CIOT welcomes capital gains tax report but warns against piecemeal approach
The Chartered Institute of Taxation has welcomed a report by the Office of Tax Simplification (OTS)1 – written at the Chancellor’s request and published today – that highlights flaws with capital gains tax.
John Cullinane, CIOT’s Tax Policy Director, said:
“Today’s OTS report is a welcome step in exploring how capital gains tax distorts taxpayers’ behaviour, and its recommendations provide a useful framework for the Government to take the issues forward.
“The OTS Report benefits from the extensive consultation that lies behind it and we urge the Government to continue a consultative approach in weighing up the issues it raises, which go beyond simplification, important as that is. There are fundamental issues of fairness between different types of taxpayer, of how to most effectively encourage enterprise, and of what pragmatically raises the most revenue, and these do not all necessarily pull in the same direction. There are also interactions with the taxation of companies and trusts which need to be worked through.
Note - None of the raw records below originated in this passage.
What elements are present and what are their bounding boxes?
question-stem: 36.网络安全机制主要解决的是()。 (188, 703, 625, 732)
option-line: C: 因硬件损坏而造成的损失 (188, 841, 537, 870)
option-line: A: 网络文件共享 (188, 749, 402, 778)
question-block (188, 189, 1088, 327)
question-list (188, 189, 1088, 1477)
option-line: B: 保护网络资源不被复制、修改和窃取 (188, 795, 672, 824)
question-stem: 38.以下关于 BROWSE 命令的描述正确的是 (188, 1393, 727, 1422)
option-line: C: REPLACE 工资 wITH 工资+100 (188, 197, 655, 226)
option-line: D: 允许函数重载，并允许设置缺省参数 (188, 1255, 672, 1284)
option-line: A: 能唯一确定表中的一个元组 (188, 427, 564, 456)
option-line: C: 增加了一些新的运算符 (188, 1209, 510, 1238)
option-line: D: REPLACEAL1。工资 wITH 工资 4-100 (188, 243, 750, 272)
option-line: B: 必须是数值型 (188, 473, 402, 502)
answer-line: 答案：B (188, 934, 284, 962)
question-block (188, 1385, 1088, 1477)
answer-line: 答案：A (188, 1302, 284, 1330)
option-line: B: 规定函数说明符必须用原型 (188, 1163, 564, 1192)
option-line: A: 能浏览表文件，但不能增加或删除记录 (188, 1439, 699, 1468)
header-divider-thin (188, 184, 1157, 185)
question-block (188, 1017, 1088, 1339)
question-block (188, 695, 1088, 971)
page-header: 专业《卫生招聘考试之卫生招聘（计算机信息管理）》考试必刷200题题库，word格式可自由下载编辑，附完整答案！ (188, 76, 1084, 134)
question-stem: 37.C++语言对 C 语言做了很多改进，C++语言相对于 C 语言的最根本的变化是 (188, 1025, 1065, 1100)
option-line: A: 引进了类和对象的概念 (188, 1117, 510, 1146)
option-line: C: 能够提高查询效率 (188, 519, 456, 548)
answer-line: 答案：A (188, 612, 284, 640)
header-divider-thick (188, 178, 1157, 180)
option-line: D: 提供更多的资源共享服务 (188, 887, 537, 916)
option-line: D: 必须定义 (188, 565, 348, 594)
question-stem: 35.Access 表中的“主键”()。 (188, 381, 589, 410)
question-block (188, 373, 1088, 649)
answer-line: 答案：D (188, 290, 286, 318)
“A diet of piecemeal Budget surprises would be unlikely to lead to a more coherent system or to achieve the best balance between these factors.”2
Notes for editors
1. The OTS Capital Gains Tax Review: Simplifying by design can be found on this link.
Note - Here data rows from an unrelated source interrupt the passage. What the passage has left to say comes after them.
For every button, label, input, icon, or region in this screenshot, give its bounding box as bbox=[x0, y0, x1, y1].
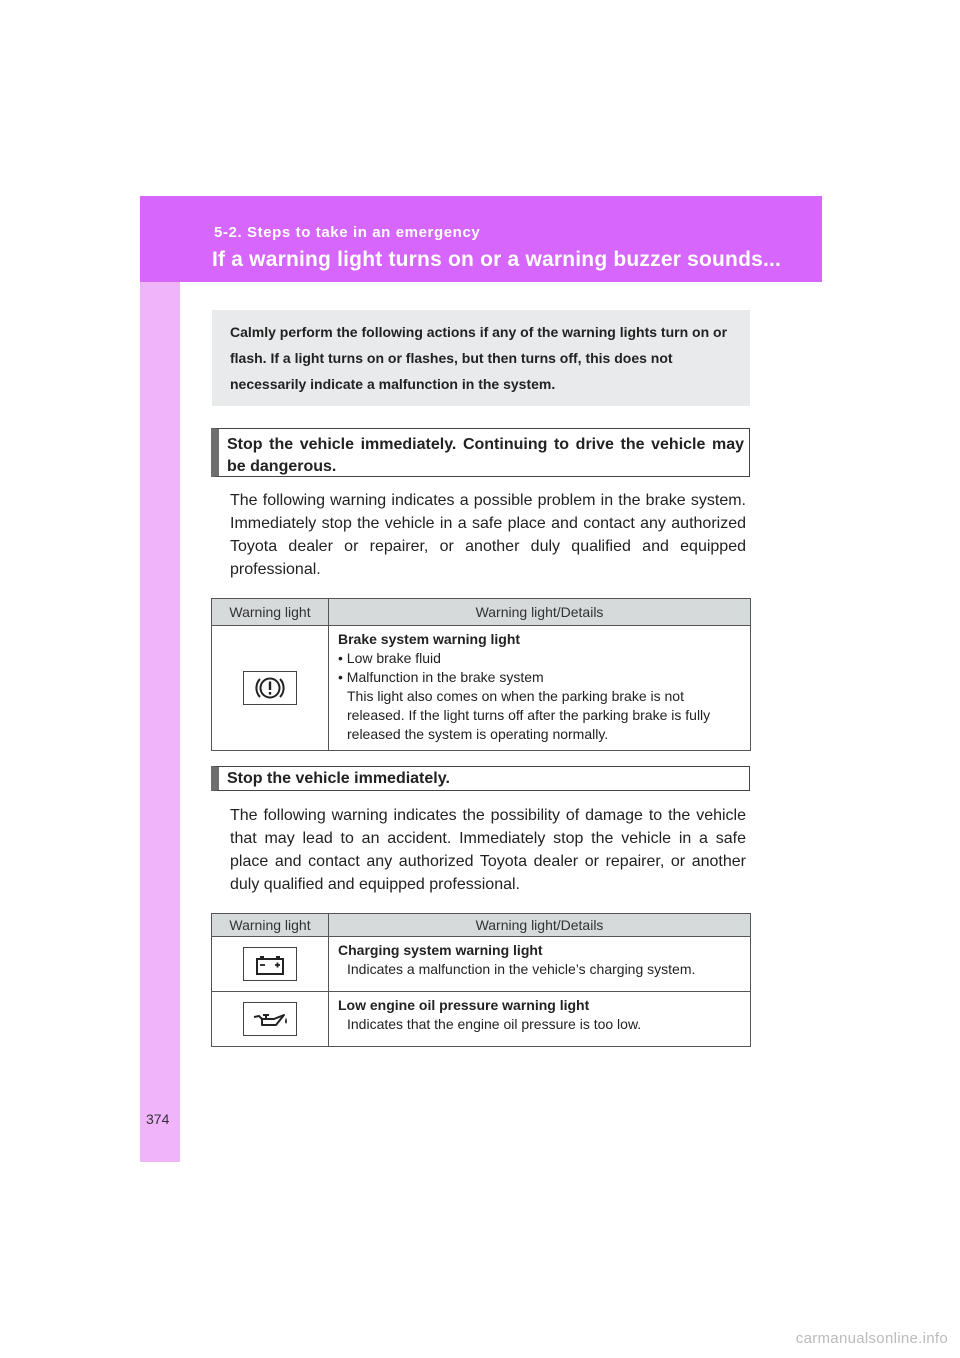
column-header-details: Warning light/Details bbox=[329, 599, 751, 626]
warning-description: Indicates that the engine oil pressure is too low. bbox=[347, 1016, 642, 1032]
warning-table-1 bbox=[211, 598, 751, 751]
table-header-row bbox=[212, 599, 751, 626]
warning-note: This light also comes on when the parking brake is not released. If the light turns off after the parking brake is fully released the system is operating normally. bbox=[347, 688, 711, 742]
warning-title: Brake system warning light bbox=[338, 631, 521, 647]
table-row bbox=[212, 626, 751, 751]
column-header-light: Warning light bbox=[212, 914, 329, 937]
warning-title: Low engine oil pressure warning light bbox=[338, 997, 590, 1013]
section-label: 5-2. Steps to take in an emergency bbox=[214, 224, 481, 241]
warning-description: Indicates a malfunction in the vehicle’s charging system. bbox=[347, 961, 696, 977]
warning-detail-cell bbox=[329, 992, 751, 1047]
table-row bbox=[212, 937, 751, 992]
warning-light-cell bbox=[212, 937, 329, 992]
warning-detail-cell bbox=[329, 626, 751, 751]
warning-light-cell bbox=[212, 992, 329, 1047]
page-title: If a warning light turns on or a warning buzzer sounds... bbox=[212, 248, 782, 271]
caution-heading-1: Stop the vehicle immediately. Continuing to drive the vehicle may be dangerous. bbox=[211, 428, 750, 477]
warning-light-cell bbox=[212, 626, 329, 751]
watermark: carmanualsonline.info bbox=[795, 1330, 948, 1347]
intro-box bbox=[212, 310, 750, 406]
caution-heading-2: Stop the vehicle immediately. bbox=[211, 766, 750, 791]
brake-warning-icon bbox=[243, 671, 297, 705]
column-header-light: Warning light bbox=[212, 599, 329, 626]
paragraph-1: The following warning indicates a possible problem in the brake system. Immediately stop the vehicle in a safe place and contact any authorized Toyota dealer or repairer, or another duly qualified and equipped professional. bbox=[230, 492, 746, 578]
oil-can-icon bbox=[243, 1002, 297, 1036]
side-tab-band bbox=[140, 196, 180, 1162]
bullet-item: • Malfunction in the brake system bbox=[338, 669, 544, 685]
table-header-row bbox=[212, 914, 751, 937]
warning-table-2 bbox=[211, 913, 751, 1047]
table-row bbox=[212, 992, 751, 1047]
page-number: 374 bbox=[146, 1111, 170, 1127]
column-header-details: Warning light/Details bbox=[329, 914, 751, 937]
bullet-item: • Low brake fluid bbox=[338, 650, 441, 666]
battery-icon bbox=[243, 947, 297, 981]
intro-text: Calmly perform the following actions if any of the warning lights turn on or flash. If a light turns on or flashes, but then turns off, this does not necessarily indicate a malfunction in the system. bbox=[230, 324, 728, 392]
warning-detail-cell bbox=[329, 937, 751, 992]
paragraph-2: The following warning indicates the possibility of damage to the vehicle that may lead to an accident. Immediately stop the vehicle in a safe place and contact any authorized Toyota dealer or repairer, or another duly qualified and equipped professional. bbox=[230, 807, 746, 893]
warning-title: Charging system warning light bbox=[338, 942, 543, 958]
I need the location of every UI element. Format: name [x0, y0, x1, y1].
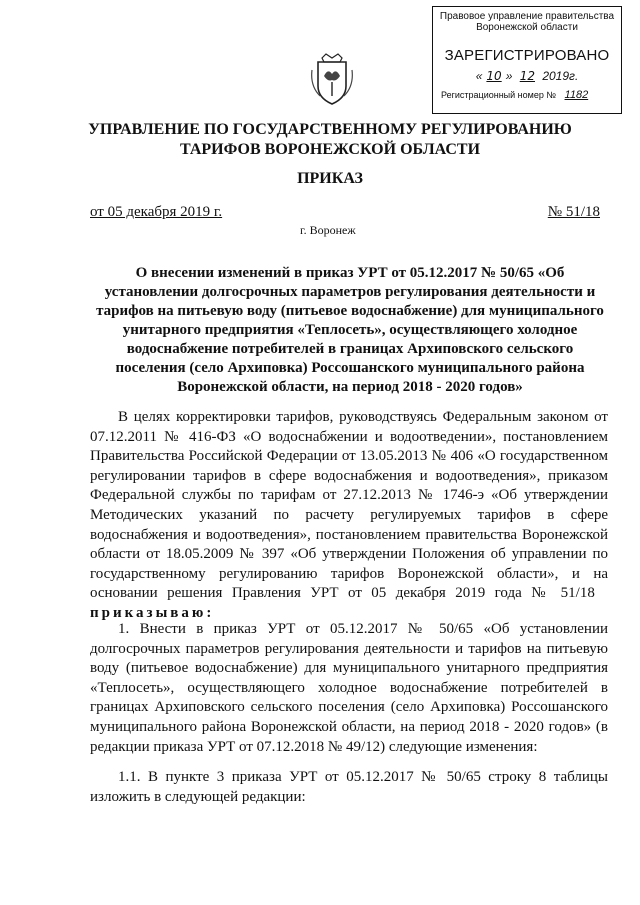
- coat-of-arms-icon: [310, 52, 354, 108]
- stamp-reg-number: [433, 89, 621, 101]
- stamp-reg-label: Регистрационный номер №: [441, 90, 557, 100]
- document-title: О внесении изменений в приказ УРТ от 05.12.2017 № 50/65 «Об установлении долгосрочных параметров регулирования деятельности и тарифов на питьевую воду (питьевое водоснабжение) для муниципального унитарного предприятия «Теплосеть», осуществляющего холодное водоснабжение потребителей в границах Архиповского сельского поселения (село Архиповка) Россошанского муниципального района Воронежской области, на период 2018 - 2020 годов»: [96, 265, 604, 395]
- stamp-month: 12: [519, 69, 535, 83]
- order-word: приказываю:: [90, 604, 215, 621]
- document-date: от 05 декабря 2019 г.: [90, 204, 223, 220]
- stamp-registered: ЗАРЕГИСТРИРОВАНО: [444, 47, 610, 64]
- clause-1-1-paragraph: 1.1. В пункте 3 приказа УРТ от 05.12.2017 № 50/65 строку 8 таблицы изложить в следующей редакции:: [90, 769, 608, 805]
- document-city: г. Воронеж: [300, 223, 356, 237]
- stamp-date: « 10 » 12 2019г.: [475, 69, 579, 83]
- clause-1-paragraph: 1. Внести в приказ УРТ от 05.12.2017 № 50/65 «Об установлении долгосрочных параметров регулирования деятельности и тарифов на питьевую воду (питьевое водоснабжение) для муниципального унитарного предприятия «Теплосеть», осуществляющего холодное водоснабжение потребителей в границах Архиповского сельского поселения (село Архиповка) Россошанского муниципального района Воронежской области, на период 2018 - 2020 годов» (в редакции приказа УРТ от 07.12.2018 № 49/12) следующие изменения:: [90, 621, 608, 755]
- stamp-authority-line1: Правовое управление правительства: [439, 11, 615, 22]
- preamble-paragraph: [90, 408, 608, 624]
- organization-name-line2: ТАРИФОВ ВОРОНЕЖСКОЙ ОБЛАСТИ: [179, 141, 481, 158]
- document-type: ПРИКАЗ: [297, 170, 363, 187]
- stamp-reg-value: 1182: [564, 89, 589, 101]
- stamp-year: 2019г.: [542, 69, 579, 83]
- registration-stamp: [432, 6, 622, 114]
- stamp-day: 10: [486, 69, 502, 83]
- document-number: № 51/18: [547, 204, 600, 220]
- preamble-text: В целях корректировки тарифов, руководствуясь Федеральным законом от 07.12.2011 № 416-ФЗ «О водоснабжении и водоотведении», постановлением Правительства Российской Федерации от 13.05.2013 № 406 «О государственном регулировании тарифов в сфере водоснабжения и водоотведения», приказом Федеральной службы по тарифам от 27.12.2013 № 1746-э «Об утверждении Методических указаний по расчету регулируемых тарифов в сфере водоснабжения и водоотведения», постановлением правительства Воронежской области от 18.05.2009 № 397 «Об утверждении Положения об управлении по государственному регулированию тарифов Воронежской области», и на основании решения Правления УРТ от 05 декабря 2019 года № 51/18: [90, 409, 608, 602]
- organization-name-line1: УПРАВЛЕНИЕ ПО ГОСУДАРСТВЕННОМУ РЕГУЛИРОВАНИЮ: [88, 121, 572, 138]
- stamp-authority-line2: Воронежской области: [476, 22, 578, 33]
2. The CIOT/IFS/IfG Better Budgets report sets out a range of ways in which the coherence of tax change can be improved, including use of road-maps and establishing clear guiding principles and priorities for tax policy early in a Parliament.
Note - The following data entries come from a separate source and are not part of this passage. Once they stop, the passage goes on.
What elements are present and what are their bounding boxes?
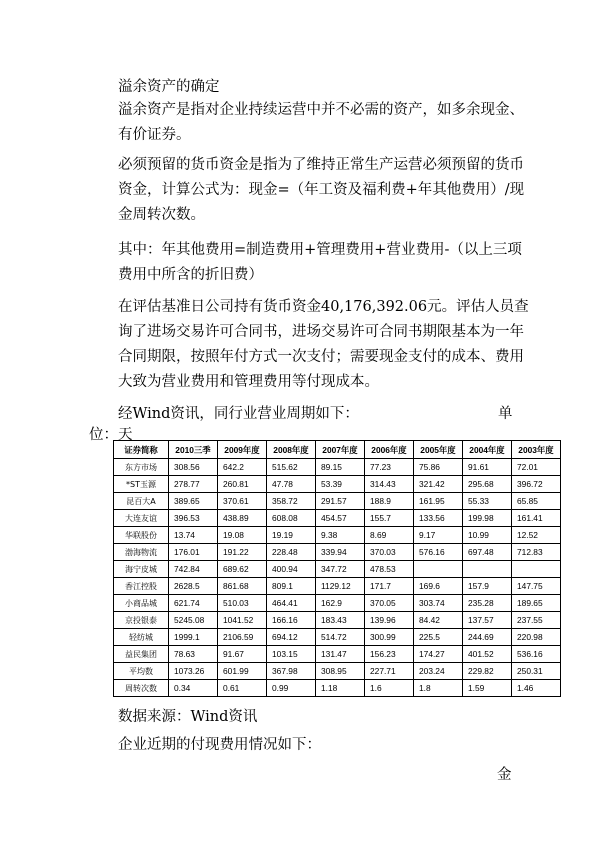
cell-value: 2628.5: [169, 578, 218, 595]
cell-value: 2106.59: [218, 629, 267, 646]
cell-value: 227.71: [365, 663, 414, 680]
cell-value: 91.61: [463, 459, 512, 476]
cell-value: 300.99: [365, 629, 414, 646]
cell-security-name: 轻纺城: [114, 629, 169, 646]
cell-value: 278.77: [169, 476, 218, 493]
cell-value: 1041.52: [218, 612, 267, 629]
cell-value: 339.94: [316, 544, 365, 561]
cell-value: 396.53: [169, 510, 218, 527]
cell-value: 291.57: [316, 493, 365, 510]
cell-value: 250.31: [512, 663, 561, 680]
cell-value: 75.86: [414, 459, 463, 476]
cell-value: 510.03: [218, 595, 267, 612]
cell-value: 515.62: [267, 459, 316, 476]
cell-value: 396.72: [512, 476, 561, 493]
header-period: 2007年度: [316, 441, 365, 459]
cell-value: 697.48: [463, 544, 512, 561]
cell-value: 0.61: [218, 680, 267, 697]
cell-security-name: 香江控股: [114, 578, 169, 595]
cell-value: 370.05: [365, 595, 414, 612]
cell-value: 189.65: [512, 595, 561, 612]
cell-value: 176.01: [169, 544, 218, 561]
table-row: [114, 578, 561, 595]
table-row: [114, 561, 561, 578]
cell-value: 78.63: [169, 646, 218, 663]
cell-value: 314.43: [365, 476, 414, 493]
cell-value: 478.53: [365, 561, 414, 578]
cell-value: 601.99: [218, 663, 267, 680]
cell-value: 0.99: [267, 680, 316, 697]
cell-value: 72.01: [512, 459, 561, 476]
cell-value: 53.39: [316, 476, 365, 493]
header-period: 2005年度: [414, 441, 463, 459]
operating-cycle-table: [113, 440, 561, 697]
cell-value: 220.98: [512, 629, 561, 646]
cell-value: 171.7: [365, 578, 414, 595]
data-source-note: 数据来源：Wind资讯: [118, 709, 258, 725]
cell-value: 1999.1: [169, 629, 218, 646]
cell-value: [414, 561, 463, 578]
header-period: 2009年度: [218, 441, 267, 459]
cell-security-name: 大连友谊: [114, 510, 169, 527]
cell-value: 89.15: [316, 459, 365, 476]
cell-value: 536.16: [512, 646, 561, 663]
cell-value: 9.38: [316, 527, 365, 544]
cell-value: 19.08: [218, 527, 267, 544]
cell-security-name: 渤海物流: [114, 544, 169, 561]
cell-value: 137.57: [463, 612, 512, 629]
cell-value: 131.47: [316, 646, 365, 663]
cell-security-name: 东方市场: [114, 459, 169, 476]
expense-intro: 企业近期的付现费用情况如下：: [118, 737, 321, 753]
cell-value: 155.7: [365, 510, 414, 527]
cell-value: 1073.26: [169, 663, 218, 680]
cell-value: 8.69: [365, 527, 414, 544]
cell-value: 809.1: [267, 578, 316, 595]
cell-value: 237.55: [512, 612, 561, 629]
table-row: [114, 493, 561, 510]
cell-value: 1.6: [365, 680, 414, 697]
cell-value: 401.52: [463, 646, 512, 663]
cell-value: 77.23: [365, 459, 414, 476]
table-row: [114, 476, 561, 493]
cell-value: 161.41: [512, 510, 561, 527]
cell-value: 0.34: [169, 680, 218, 697]
cell-value: 19.19: [267, 527, 316, 544]
cell-value: 454.57: [316, 510, 365, 527]
paragraph-cash-holdings: 在评估基准日公司持有货币资金40,176,392.06元。评估人员查询了进场交易许可合同书，进场交易许可合同书期限基本为一年合同期限，按照年付方式一次支付；需要现金支付的成本、费用大致为营业费用和管理费用等付现成本。: [118, 299, 529, 390]
cell-value: 91.67: [218, 646, 267, 663]
cell-security-name: *ST玉源: [114, 476, 169, 493]
cell-value: 464.41: [267, 595, 316, 612]
header-period: 2006年度: [365, 441, 414, 459]
cell-security-name: 海宁皮城: [114, 561, 169, 578]
cell-value: 228.48: [267, 544, 316, 561]
cell-value: 147.75: [512, 578, 561, 595]
cell-value: 169.6: [414, 578, 463, 595]
cell-value: 12.52: [512, 527, 561, 544]
cell-value: 1.59: [463, 680, 512, 697]
trailing-text: 金: [497, 767, 512, 783]
cell-value: 514.72: [316, 629, 365, 646]
cell-value: 166.16: [267, 612, 316, 629]
cell-security-name: 京投银泰: [114, 612, 169, 629]
cell-value: 47.78: [267, 476, 316, 493]
cell-value: 303.74: [414, 595, 463, 612]
cell-value: 861.68: [218, 578, 267, 595]
cell-value: 174.27: [414, 646, 463, 663]
cell-value: 9.17: [414, 527, 463, 544]
cell-value: 84.42: [414, 612, 463, 629]
header-period: 2010三季: [169, 441, 218, 459]
cell-value: 10.99: [463, 527, 512, 544]
cell-value: 203.24: [414, 663, 463, 680]
cell-value: 347.72: [316, 561, 365, 578]
cell-value: 5245.08: [169, 612, 218, 629]
cell-value: 199.98: [463, 510, 512, 527]
cell-value: 370.61: [218, 493, 267, 510]
cell-value: 321.42: [414, 476, 463, 493]
paragraph-surplus-assets: 溢余资产是指对企业持续运营中并不必需的资产，如多余现金、有价证券。: [118, 102, 524, 143]
cell-value: 358.72: [267, 493, 316, 510]
cell-value: 65.85: [512, 493, 561, 510]
cell-value: 367.98: [267, 663, 316, 680]
table-row: [114, 612, 561, 629]
paragraph-other-expenses: 其中：年其他费用=制造费用+管理费用+营业费用-（以上三项费用中所含的折旧费）: [118, 242, 522, 283]
cell-value: 55.33: [463, 493, 512, 510]
cell-security-name: 昆百大A: [114, 493, 169, 510]
header-security-name: 证券简称: [114, 441, 169, 459]
cell-value: 608.08: [267, 510, 316, 527]
cell-security-name: 益民集团: [114, 646, 169, 663]
unit-label-part1: 单: [498, 406, 513, 422]
cell-value: 642.2: [218, 459, 267, 476]
cell-value: 400.94: [267, 561, 316, 578]
cell-security-name: 平均数: [114, 663, 169, 680]
cell-value: 370.03: [365, 544, 414, 561]
cell-value: 139.96: [365, 612, 414, 629]
cell-value: 308.56: [169, 459, 218, 476]
cell-value: 689.62: [218, 561, 267, 578]
cell-value: 183.43: [316, 612, 365, 629]
table-header-row: [114, 441, 561, 459]
table-row: [114, 629, 561, 646]
cell-value: 162.9: [316, 595, 365, 612]
cell-security-name: 周转次数: [114, 680, 169, 697]
cell-value: 1129.12: [316, 578, 365, 595]
cell-value: 260.81: [218, 476, 267, 493]
cell-value: 1.18: [316, 680, 365, 697]
table-row: [114, 510, 561, 527]
cell-value: 244.69: [463, 629, 512, 646]
cell-security-name: 华联股份: [114, 527, 169, 544]
cell-value: 308.95: [316, 663, 365, 680]
section-heading: 溢余资产的确定: [118, 79, 220, 95]
table-row: [114, 544, 561, 561]
cell-value: 1.8: [414, 680, 463, 697]
cell-value: 188.9: [365, 493, 414, 510]
cell-value: 191.22: [218, 544, 267, 561]
cell-value: 295.68: [463, 476, 512, 493]
cell-value: 161.95: [414, 493, 463, 510]
cell-value: 157.9: [463, 578, 512, 595]
cell-value: 742.84: [169, 561, 218, 578]
cell-value: 156.23: [365, 646, 414, 663]
table-row: [114, 680, 561, 697]
table-row: [114, 595, 561, 612]
cell-value: 103.15: [267, 646, 316, 663]
table-row: [114, 459, 561, 476]
unit-label-part2: 位：天: [89, 427, 133, 443]
cell-value: 235.28: [463, 595, 512, 612]
table-row: [114, 646, 561, 663]
paragraph-required-cash: 必须预留的货币资金是指为了维持正常生产运营必须预留的货币资金，计算公式为：现金=（年工资及福利费+年其他费用）/现金周转次数。: [118, 157, 525, 223]
cell-security-name: 小商品城: [114, 595, 169, 612]
cell-value: 1.46: [512, 680, 561, 697]
header-period: 2008年度: [267, 441, 316, 459]
cell-value: [512, 561, 561, 578]
cell-value: 712.83: [512, 544, 561, 561]
table-row: [114, 527, 561, 544]
cell-value: 621.74: [169, 595, 218, 612]
cell-value: 13.74: [169, 527, 218, 544]
cell-value: 438.89: [218, 510, 267, 527]
cell-value: 229.82: [463, 663, 512, 680]
cell-value: 133.56: [414, 510, 463, 527]
cell-value: 694.12: [267, 629, 316, 646]
cell-value: 389.65: [169, 493, 218, 510]
industry-cycle-intro: 经Wind资讯，同行业营业周期如下：: [118, 406, 359, 422]
cell-value: [463, 561, 512, 578]
header-period: 2003年度: [512, 441, 561, 459]
cell-value: 225.5: [414, 629, 463, 646]
cell-value: 576.16: [414, 544, 463, 561]
table-body: [114, 459, 561, 697]
header-period: 2004年度: [463, 441, 512, 459]
table-row: [114, 663, 561, 680]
3. The Chartered Institute of Taxation
The CIOT is the leading professional body in the United Kingdom concerned solely with taxation. The CIOT is an educational charity, promoting education and study of the administration and practice of taxation. One of our key aims is to work for a better, more efficient, tax system for all affected by it – taxpayers, their advisers and the authorities. The CIOT’s work covers all aspects of taxation, including direct and indirect taxes and duties. Through our Low Incomes Tax Reform Group (LITRG), the CIOT has a particular focus on improving the tax system, including tax credits and benefits, for the unrepresented taxpayer.
The CIOT draws on our members’ experience in private practice, commerce and industry, government and academia to improve tax administration and propose and explain how tax policy objectives can most effectively be achieved. We also link to, and draw on, similar leading professional tax bodies in other countries. The CIOT’s comments and recommendations on tax issues are made in line with our charitable objectives: we are politically neutral in our work.
The CIOT’s 19,000 members have the practising title of ‘Chartered Tax Adviser’ and the designatory letters ‘CTA’, to represent the leading tax qualification.